Wyoming: Niobrara County

Niobrara County (pop. 2,484) is the least-populated county in the least-populated state in the U.S. It is pronounced “nie-uh-BRARE-uh.”

Cattle-ranching country

The county is named for the 568-mile Niobrara River, a tributary of the Missouri River that begins in Niobrara County. The word comes from a Ponca Indian word meaning “spreading water.”

It reaches the Missouri near the town of Niobrara, Nebraska.

The county seat of Niobrara County is Lusk (pop. 1,567).

Elevation 5,020 feet

Lusk was established in the late 1800s as a stagecoach stop between Cheyenne and the gold mines at Deadwood in the Black Hills of South Dakota.

U.S. Highway 85 follows the same route.

The Stagecoach Museum is in Lusk’s former National Guard Armory.

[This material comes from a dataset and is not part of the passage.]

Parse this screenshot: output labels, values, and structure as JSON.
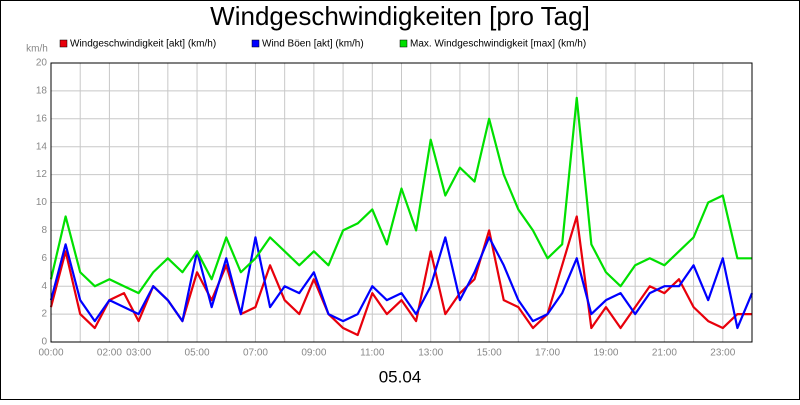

Historic relics include a stuffed two-headed calf.

James G. Watt, Secretary of the Interior for Ronald Reagan from 1981 to 1983, was born in Lusk in 1938.

Watt graduated from the University of Wyoming.

The Silver Sage Bison Ranch, 50 miles north of Lusk, is a working cattle and bison ranch that has a 1,200-acre area for buffalo-hunting in the winter.

A herd of up to 60 animals is in the area.

Ten miles south of Lusk, on the Old Cheyenne-Deadwood Stage Road, is the grave of “Mother Featherlegs” Shepard, a local prostitute who died in a robbery in 1879.

The granite monument was unveiled in 1964.